「赤司くん!しりとりしましょうよ!」


部室で1人将棋をしていると、名前がばばんと部室に入り込んできて、開口一番にそんなことを叫んだ。


「…静かにしてくれ」
「ではしりとり始めますね!エンペラーアイ!」
「人の話を聞け」
「次は赤司くんの番です!"イ"ですよ!」


人の話を全く聞かない名前。
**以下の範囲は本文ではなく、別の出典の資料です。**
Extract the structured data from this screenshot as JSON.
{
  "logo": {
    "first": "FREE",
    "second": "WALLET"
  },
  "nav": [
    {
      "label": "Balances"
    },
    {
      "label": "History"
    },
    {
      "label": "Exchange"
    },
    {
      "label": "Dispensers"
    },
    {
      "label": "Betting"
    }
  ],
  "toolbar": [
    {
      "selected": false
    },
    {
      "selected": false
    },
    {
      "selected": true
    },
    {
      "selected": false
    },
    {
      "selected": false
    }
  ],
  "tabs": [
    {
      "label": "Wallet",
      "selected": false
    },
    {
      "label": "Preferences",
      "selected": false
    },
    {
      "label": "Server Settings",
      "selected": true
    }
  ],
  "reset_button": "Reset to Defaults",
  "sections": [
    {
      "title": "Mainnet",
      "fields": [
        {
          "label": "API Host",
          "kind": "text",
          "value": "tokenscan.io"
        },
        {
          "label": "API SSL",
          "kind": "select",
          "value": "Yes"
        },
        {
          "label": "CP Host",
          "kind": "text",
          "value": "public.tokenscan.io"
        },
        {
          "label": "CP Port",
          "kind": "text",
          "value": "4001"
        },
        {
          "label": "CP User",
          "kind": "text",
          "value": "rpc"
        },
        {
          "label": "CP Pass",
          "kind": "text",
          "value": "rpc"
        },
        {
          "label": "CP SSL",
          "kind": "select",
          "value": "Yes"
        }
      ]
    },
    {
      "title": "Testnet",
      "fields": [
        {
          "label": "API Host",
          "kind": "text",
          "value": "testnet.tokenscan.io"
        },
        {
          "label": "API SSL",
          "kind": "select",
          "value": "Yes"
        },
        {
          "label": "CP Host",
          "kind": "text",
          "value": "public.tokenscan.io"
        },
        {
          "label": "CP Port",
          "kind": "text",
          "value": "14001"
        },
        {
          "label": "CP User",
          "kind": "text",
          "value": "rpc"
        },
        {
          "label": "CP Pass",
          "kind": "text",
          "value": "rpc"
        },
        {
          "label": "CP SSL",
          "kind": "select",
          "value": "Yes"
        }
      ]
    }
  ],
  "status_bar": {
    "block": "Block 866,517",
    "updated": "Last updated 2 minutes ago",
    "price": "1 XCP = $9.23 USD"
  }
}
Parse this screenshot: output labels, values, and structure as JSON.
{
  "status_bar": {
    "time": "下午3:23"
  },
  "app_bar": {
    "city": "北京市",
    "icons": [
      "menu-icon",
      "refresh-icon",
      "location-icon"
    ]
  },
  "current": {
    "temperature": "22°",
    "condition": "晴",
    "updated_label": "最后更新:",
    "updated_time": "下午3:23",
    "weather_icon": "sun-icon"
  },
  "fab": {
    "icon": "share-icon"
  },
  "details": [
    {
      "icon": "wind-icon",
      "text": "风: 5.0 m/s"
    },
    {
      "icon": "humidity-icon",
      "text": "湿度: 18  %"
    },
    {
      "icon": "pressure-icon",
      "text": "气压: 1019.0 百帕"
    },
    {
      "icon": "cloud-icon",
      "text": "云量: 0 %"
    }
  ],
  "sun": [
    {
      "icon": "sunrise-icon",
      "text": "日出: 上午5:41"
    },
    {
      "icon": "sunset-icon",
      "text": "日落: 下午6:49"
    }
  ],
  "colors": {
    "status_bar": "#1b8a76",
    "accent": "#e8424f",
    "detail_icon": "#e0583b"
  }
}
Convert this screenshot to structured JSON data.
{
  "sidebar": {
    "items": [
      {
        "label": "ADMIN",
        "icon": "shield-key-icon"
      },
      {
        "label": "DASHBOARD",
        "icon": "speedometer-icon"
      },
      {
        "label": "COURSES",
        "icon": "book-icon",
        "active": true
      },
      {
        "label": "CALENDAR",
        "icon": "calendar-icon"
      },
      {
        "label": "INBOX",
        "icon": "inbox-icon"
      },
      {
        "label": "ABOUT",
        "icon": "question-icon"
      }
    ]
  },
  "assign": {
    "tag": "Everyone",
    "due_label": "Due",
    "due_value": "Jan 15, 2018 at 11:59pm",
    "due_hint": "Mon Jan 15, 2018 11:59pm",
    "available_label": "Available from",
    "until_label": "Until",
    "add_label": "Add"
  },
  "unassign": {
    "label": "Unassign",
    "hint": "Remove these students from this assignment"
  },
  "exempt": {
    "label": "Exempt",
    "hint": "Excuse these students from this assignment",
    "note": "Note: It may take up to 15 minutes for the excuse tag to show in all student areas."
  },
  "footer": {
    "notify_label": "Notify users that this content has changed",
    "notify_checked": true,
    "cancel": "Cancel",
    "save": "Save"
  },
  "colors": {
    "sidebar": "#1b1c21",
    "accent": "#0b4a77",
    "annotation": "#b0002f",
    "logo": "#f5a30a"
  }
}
仕方なく俺は名前の遊びに付き合うことに。


「囲炉裏」
「りす!」
「スイカ割り」
「林檎!」
「ゴキブリ」
「…赤司くん…それは言っちゃだめですよ」
「早く続けてくれ」
「え、えっと…り…理科」
「狩り」
「…り…り…理科室…」
「釣り」
「……り…んー…り……理事!」
「時間割」
「…もー!赤司くんひどい!!」


顔を真っ赤にして名前はいきなり俺に向かって近くにあった予備のユニフォームを投げつけてきた。勿論すんなりとかわしたが。


「なんで"り"ばっかりで攻めてくるんですか!!」
「偶々思いついただけだ」
「偶然でもひどいです!赤司くんの意地悪!きらいになってやる!」
「好きにしてくれ」


ぷんすかと怒りながら名前は部室を出ようとする、が。ふと、立ち止まって、ゆっくり此方を見た。


「…やっぱり嫌いになんてなれないですっ!!」


涙目になりながら、名前は俺の胸へと思い切り飛び込んできた。